Le rôle central de l’épissage des introns dans le contrôle de l’expression des génomes nous a amené à évaluer son impact sur la biogenèse des ARNm et le maintien de la stabilité génétique. Pour ceci, nous avons réalisé un crible basé sur un système rapporteur permettant d’identifier les facteurs spécifiques à la biogenèse et à l’export des ARNm issus de gènes comprenant un intron (Bonnet et al., 2015; voir aussi Bonnet & Palancade, 2015). Cette étude a révélé que la présence d’introns atténuait l’effet délétère de mutations associées à l’accumulation de R-loops, suggérant que ces séquences pourraient s’opposer à leur génotoxicité. Pour étendre ces observations à l’echelle du génome, nous avons exploré des données de distribution des R-loops et des dommages à l’ADN chez la levure S. cerevisiae et l’humain, et montré que ces lésions génétiques s’accumulaient préférentiellement sur les gènes dépourvus d’introns (collaboration avec Sergio de ALMEIDA, Université de Lisbonne, Portugal). En modifiant directement le contenu en introns de gènes modèles par des approches d’édition du génome chez la levure, nous avons ensuite établi que l’élimination d’introns endogènes entrainait l’apparition de R-loops, alors que l’insertion d’introns dans des gènes n’en comprenant pas naturellement atténuait la formation de ces structures ainsi que des dommages à l’ADN associés. L’insertion en place d’un intron de différentes séquences capables de s’épisser et/ou de s’associer à des protéines a finalement révélé que c’est la liaison de protéines sur l’ARN, et non le processus d’épissage, qui s’oppose stériquement à la formation des hybrides ADN:ARN. Cette nouvelle fonction des introns dans la protection contre des structures génotoxiques pourrait contribuer à expliquer leur conservation au cours de l’évolution (Fig. 3; Bonnet et al., 2017; Palancade, 2018).

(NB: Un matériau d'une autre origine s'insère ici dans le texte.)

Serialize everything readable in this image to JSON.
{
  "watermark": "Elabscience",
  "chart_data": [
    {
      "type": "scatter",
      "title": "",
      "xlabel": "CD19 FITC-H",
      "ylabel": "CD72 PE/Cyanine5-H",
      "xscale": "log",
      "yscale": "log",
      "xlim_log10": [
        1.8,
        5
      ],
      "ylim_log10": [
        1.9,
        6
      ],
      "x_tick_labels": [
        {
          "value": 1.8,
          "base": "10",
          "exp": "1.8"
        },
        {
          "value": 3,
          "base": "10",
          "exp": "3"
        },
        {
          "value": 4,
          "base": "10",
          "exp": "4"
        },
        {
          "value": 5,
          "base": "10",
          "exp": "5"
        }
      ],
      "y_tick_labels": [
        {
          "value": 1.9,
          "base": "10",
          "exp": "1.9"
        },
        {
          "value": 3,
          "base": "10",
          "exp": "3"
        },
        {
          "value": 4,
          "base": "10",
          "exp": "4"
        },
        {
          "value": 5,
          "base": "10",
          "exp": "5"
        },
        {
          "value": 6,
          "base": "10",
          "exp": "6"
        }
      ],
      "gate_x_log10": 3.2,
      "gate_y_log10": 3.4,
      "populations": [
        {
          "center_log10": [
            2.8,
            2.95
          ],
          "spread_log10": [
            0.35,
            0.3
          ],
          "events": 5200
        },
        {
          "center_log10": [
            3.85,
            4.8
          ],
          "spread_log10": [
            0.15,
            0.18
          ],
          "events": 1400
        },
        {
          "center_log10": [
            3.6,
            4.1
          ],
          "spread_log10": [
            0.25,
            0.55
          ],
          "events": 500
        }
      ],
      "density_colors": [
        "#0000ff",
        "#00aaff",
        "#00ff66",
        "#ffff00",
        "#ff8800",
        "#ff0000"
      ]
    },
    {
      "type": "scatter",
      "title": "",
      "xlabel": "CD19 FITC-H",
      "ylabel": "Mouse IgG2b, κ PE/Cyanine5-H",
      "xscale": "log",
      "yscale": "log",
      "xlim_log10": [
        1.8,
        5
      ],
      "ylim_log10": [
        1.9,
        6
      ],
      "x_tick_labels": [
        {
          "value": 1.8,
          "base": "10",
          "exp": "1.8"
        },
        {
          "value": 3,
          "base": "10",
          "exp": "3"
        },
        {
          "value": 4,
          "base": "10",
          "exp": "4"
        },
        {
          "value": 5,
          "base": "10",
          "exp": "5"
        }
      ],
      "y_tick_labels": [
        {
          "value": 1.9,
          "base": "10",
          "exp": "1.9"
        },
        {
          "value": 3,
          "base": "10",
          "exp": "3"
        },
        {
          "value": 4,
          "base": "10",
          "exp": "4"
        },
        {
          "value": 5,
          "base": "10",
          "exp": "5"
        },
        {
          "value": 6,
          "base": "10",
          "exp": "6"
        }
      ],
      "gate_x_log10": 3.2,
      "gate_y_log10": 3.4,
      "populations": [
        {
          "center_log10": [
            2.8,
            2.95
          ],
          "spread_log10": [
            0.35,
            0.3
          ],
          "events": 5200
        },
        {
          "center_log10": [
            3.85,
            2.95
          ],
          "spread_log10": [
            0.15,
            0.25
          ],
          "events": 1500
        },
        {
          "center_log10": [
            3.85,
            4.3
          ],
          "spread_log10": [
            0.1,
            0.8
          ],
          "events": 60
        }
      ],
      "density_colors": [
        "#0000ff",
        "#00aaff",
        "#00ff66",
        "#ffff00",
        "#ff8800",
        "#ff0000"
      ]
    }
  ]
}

Figure 3 – Les introns protègent les génomes de l’accumulation de R-loops. a, Détection d’un niveau réduit d’hybrides ADN:ARN sur les gènes à introns de la levure S. cerevisiae dans des études génomiques (analyse réalisée dans un mutant des deux RNases H prévenant naturellement l’accumulation d’hybrides). b, Modèle : sur les gènes à introns, le recrutement de la machinerie d’épissage (spliceosome) s’oppose physiquement à la formation des hybrides ADN:ARN. D’après Bonnet et al, 2017. Copyright CNRS / IJM / B. PALANCADE.

1.2. Vers une approche systématique des voies cellulaires contrôlant la formation et la résolution des R-loops

Malgré l’intérêt croissant de la communauté scientifique pour les mécanismes de formation et de genotoxicité des R-loops, aucune approche systématique n’a permis à ce jour d’identifier de manière exhaustive les facteurs cellulaires contrôlant le métabolisme de ces structures. En collaboration avec l’équipe de Rodney ROTHSTEIN (Columbia University Medical Center, NY, USA), nous avons mis sur pied un crible génétique permettant d’identifier les protéines prévenant la formation des R-loops ou assurant leur résolution, limitant ainsi l’instabilité génétique associée. De manière surprenante, plusieurs des facteurs identifiés sont associés à d’autres processus génomiques, confirmant les relations étroites entre métabolisme de l’ARN et de l’ADN, déjà attestées par l’existence de machineries cellulaires ne discriminant pas strictement ces différents substrats (Palancade & Rothstein, 2021). La caractérisation mécanistique des facteurs ainsi identifiés devrait permettre de comprendre à terme comment la biogenèse des ARNm est synchronisée avec d’autres étapes du métabolisme de l’ADN, notamment réplication et réparation.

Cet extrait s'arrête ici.